10 July 2011
by Alex Maxwell
A gaggle of languages, faces and foreign coaches clog up the pavement outside Madame Tussauds. Each of them waiting to catch a glimpse of glitzy Kylie and forthright Churchill. Across the road in Westminster's Department of Architecture, a similar contradiction is being played out amongst the work of the Diploma Studios.
This is a generally strong show, demanding your time and attention across two floors. It’s unsurprising to note that the sole Para-squiggle unit bases its interests (Flux! Nexus!) in a near-future Seoul. Although mostly rejected in Europe, the trend shows no sign of slowing in the Gulf states and South-East Asia. If it continues, the next few years hold some dreary, if complex, schemes.

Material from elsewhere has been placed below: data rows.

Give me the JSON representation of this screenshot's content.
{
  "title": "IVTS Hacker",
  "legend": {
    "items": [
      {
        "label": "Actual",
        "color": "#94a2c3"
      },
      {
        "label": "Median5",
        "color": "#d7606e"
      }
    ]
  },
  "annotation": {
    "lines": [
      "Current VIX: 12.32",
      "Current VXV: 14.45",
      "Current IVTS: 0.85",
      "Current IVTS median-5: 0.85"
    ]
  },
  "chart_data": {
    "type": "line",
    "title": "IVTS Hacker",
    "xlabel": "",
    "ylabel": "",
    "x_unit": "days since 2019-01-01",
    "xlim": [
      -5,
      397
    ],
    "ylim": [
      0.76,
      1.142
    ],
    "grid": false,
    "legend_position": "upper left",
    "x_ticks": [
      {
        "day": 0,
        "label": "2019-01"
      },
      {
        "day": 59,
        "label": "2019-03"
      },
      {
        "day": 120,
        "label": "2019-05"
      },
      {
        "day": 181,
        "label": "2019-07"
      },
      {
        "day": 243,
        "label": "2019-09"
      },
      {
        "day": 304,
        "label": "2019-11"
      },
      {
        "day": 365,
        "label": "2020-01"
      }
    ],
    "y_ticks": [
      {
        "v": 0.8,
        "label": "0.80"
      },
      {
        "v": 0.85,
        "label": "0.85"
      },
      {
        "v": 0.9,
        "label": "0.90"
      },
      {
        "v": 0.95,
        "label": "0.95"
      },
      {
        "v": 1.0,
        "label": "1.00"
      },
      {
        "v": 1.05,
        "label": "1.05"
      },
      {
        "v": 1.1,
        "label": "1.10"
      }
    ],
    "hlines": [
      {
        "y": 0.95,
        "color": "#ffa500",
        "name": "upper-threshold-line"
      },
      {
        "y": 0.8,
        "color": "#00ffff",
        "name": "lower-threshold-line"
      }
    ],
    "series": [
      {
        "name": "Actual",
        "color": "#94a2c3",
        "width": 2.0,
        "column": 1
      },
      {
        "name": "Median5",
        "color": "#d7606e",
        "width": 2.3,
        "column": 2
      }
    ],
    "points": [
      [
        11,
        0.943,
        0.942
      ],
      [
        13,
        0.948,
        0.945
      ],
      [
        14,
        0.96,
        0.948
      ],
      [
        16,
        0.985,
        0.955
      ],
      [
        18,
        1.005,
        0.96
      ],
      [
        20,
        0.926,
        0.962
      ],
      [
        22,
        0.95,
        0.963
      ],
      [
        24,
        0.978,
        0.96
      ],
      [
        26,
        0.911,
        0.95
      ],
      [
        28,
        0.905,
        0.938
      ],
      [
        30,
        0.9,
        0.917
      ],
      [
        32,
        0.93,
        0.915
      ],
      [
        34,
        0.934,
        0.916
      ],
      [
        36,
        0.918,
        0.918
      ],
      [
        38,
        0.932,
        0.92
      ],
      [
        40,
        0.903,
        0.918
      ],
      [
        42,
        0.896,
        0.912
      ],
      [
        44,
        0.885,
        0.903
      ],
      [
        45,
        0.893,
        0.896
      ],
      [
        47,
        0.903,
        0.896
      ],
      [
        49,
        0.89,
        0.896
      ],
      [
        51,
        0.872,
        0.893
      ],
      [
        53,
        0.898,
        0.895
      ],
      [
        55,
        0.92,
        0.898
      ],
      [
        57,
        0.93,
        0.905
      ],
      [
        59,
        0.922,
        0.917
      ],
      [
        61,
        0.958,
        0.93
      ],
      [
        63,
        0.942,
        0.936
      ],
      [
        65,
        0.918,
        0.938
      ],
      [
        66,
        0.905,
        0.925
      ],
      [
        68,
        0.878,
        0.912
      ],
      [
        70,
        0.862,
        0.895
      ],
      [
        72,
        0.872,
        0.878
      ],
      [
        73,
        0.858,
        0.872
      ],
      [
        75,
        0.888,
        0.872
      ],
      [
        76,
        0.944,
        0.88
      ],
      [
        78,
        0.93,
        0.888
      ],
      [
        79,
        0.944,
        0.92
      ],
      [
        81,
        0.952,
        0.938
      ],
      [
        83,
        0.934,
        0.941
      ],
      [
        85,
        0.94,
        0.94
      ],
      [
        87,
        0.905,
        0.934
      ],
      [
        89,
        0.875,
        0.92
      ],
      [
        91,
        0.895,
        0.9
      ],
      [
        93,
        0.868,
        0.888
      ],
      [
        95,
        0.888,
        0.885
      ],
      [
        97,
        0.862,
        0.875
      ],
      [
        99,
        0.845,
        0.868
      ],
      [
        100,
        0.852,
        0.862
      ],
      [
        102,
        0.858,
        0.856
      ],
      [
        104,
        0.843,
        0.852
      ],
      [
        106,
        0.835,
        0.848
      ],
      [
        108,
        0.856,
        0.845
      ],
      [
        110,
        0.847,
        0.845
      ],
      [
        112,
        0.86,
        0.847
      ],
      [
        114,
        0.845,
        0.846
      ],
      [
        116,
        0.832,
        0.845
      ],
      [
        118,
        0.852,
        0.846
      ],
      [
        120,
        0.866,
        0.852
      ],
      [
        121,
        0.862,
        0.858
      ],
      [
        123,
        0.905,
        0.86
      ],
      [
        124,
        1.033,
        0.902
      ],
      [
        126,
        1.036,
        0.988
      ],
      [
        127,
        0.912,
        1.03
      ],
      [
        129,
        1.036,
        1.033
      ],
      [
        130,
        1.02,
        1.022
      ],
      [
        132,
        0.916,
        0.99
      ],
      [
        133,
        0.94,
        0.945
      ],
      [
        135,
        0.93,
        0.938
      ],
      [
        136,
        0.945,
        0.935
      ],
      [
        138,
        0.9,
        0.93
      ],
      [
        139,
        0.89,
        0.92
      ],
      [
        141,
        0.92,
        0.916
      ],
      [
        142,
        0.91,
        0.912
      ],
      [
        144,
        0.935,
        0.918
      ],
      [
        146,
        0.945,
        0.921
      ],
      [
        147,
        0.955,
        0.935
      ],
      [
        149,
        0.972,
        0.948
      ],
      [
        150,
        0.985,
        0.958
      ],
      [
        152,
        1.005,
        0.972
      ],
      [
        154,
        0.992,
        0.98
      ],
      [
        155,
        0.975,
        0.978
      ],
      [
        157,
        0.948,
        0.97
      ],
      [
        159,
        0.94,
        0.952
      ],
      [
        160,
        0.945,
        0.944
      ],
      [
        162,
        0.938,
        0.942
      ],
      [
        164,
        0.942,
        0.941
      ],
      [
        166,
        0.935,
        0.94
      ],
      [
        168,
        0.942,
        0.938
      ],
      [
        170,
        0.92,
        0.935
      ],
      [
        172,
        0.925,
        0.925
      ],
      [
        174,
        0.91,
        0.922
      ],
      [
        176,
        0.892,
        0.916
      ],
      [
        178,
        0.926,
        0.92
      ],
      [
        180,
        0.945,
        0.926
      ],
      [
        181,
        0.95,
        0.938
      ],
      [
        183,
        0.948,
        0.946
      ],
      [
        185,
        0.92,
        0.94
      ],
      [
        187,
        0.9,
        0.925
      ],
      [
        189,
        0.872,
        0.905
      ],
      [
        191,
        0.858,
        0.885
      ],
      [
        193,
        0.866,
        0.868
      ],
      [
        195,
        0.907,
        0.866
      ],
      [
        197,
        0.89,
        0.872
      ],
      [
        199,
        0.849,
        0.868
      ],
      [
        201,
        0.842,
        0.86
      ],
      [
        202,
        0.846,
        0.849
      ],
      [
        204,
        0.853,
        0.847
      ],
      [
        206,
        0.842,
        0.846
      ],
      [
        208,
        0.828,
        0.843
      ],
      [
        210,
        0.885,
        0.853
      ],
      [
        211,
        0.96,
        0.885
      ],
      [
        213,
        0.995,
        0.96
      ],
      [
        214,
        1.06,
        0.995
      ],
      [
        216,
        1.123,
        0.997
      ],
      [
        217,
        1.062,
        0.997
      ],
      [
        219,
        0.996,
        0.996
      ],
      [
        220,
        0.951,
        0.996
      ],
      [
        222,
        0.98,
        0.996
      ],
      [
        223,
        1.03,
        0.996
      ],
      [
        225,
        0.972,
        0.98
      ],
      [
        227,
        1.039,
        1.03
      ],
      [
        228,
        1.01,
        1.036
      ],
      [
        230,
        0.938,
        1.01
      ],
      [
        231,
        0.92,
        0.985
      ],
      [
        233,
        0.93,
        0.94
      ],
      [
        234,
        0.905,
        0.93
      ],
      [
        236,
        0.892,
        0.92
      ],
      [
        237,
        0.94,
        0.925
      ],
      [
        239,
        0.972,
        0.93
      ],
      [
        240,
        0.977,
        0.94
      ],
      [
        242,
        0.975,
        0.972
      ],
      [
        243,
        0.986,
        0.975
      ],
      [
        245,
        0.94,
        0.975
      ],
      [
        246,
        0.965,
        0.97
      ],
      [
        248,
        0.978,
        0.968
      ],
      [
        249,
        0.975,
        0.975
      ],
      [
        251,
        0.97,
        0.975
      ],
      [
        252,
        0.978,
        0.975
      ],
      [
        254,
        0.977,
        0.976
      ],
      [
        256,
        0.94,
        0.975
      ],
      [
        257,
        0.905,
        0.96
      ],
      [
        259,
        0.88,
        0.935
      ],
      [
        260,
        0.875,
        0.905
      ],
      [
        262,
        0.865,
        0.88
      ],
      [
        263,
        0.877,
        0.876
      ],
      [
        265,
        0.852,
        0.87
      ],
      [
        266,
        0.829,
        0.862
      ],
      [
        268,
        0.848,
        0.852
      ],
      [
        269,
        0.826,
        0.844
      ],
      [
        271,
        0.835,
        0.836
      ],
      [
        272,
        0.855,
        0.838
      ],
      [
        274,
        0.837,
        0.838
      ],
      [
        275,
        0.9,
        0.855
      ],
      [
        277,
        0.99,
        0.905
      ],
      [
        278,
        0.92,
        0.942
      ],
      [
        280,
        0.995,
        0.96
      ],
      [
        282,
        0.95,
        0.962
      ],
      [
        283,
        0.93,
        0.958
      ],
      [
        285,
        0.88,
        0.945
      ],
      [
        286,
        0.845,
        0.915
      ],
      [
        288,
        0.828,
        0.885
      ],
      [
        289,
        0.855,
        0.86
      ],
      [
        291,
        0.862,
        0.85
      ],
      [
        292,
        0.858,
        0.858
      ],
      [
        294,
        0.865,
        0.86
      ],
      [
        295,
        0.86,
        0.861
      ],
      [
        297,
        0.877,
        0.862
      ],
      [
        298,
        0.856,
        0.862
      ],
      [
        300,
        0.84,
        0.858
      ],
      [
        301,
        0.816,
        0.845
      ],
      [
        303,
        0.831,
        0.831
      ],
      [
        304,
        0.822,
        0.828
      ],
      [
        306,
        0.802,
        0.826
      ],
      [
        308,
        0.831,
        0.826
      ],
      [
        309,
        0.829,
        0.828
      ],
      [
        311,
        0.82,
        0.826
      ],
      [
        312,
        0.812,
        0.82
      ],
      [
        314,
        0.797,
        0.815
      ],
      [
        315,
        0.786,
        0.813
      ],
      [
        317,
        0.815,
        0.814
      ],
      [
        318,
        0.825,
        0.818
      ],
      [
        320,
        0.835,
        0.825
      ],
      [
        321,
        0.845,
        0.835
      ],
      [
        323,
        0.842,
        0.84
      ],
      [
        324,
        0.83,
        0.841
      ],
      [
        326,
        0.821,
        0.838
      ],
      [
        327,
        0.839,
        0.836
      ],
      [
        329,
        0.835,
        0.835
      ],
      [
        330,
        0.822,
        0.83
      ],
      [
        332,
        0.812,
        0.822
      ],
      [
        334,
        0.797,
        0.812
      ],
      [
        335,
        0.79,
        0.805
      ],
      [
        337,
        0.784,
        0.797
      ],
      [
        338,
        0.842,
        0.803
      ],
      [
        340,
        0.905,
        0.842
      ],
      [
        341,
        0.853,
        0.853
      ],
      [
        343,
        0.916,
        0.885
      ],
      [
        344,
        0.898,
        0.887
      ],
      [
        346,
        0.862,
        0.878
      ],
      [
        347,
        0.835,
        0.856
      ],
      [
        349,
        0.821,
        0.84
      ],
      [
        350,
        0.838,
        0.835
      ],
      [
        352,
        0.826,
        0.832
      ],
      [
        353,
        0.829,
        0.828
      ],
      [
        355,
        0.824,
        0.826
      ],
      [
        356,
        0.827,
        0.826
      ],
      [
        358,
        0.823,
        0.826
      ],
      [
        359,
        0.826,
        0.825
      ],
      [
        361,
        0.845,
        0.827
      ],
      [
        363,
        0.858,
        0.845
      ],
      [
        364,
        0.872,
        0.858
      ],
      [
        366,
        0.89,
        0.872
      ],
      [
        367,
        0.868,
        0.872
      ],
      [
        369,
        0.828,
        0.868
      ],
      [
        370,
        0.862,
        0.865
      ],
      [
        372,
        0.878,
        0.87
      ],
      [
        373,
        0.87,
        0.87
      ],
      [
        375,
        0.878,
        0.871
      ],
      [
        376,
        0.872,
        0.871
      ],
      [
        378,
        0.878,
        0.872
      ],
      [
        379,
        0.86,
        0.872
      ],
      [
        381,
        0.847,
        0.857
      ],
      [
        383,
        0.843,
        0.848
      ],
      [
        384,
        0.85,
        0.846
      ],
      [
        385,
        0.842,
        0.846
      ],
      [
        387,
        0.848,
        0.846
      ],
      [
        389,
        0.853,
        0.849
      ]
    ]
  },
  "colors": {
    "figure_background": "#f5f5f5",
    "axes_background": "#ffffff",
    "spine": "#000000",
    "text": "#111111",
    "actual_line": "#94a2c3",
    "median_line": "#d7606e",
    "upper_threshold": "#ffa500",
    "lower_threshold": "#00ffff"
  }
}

In stark contrast was DS11, easily the most contextual and dogmatic unit, which provided some well researched schemes. Based in Ghent and Antwerp, there were various sumptuous projects that tapped into the famous textile history of the latter city.
Meanwhile, Henrietta Griffiths incredibly detailed imagining of William Burroughs' 'Interzone' demands your attention as you discover all the minutiae. Her project, [Eroding] Seaside Arcadia, grafts Interzone on to the Dorset coast in a 'extreme exploration of the seaside holiday park typology. Coastal erosion and flooding act as conditions to a bizarre architectural language, born of chess pieces, Brutalism and crazy golf.
Flanking the opening nights bar were two large camera booms, introducing Studio DS17 explorations of the connections between film and architecture. It is a shame that little emphasis was given to the films produced by students, with more importance given to model-making. Saying that, there were a number of interesting projects on show, such as Jessica Daly's 'Kids Cube'. Instantly noteworthy because of its primitive illustrations and bold colour palette, it is unashamedly naive presentation masks a well thought out community scheme that confronts child poverty in Newham. In the same studio, Anna Hanson presented the Juice Boat Lift. Using a series of seemingly Heath Robinson-esque drawings, the juice production facility revolves around a boat lift and integrated gravitational system allowing freshly extracted juice to flow through the production stages.
The undergraduates had some interesting and entertaining work on show. It is an underused tactic, but showing off experimental work, such as the first years array of conjoined and dismembered chairs works as an antidote to the monotony that can build up across shows. Georgia Follet's framed drawing of perma-scaffold interventions in ruined buildings also stood out.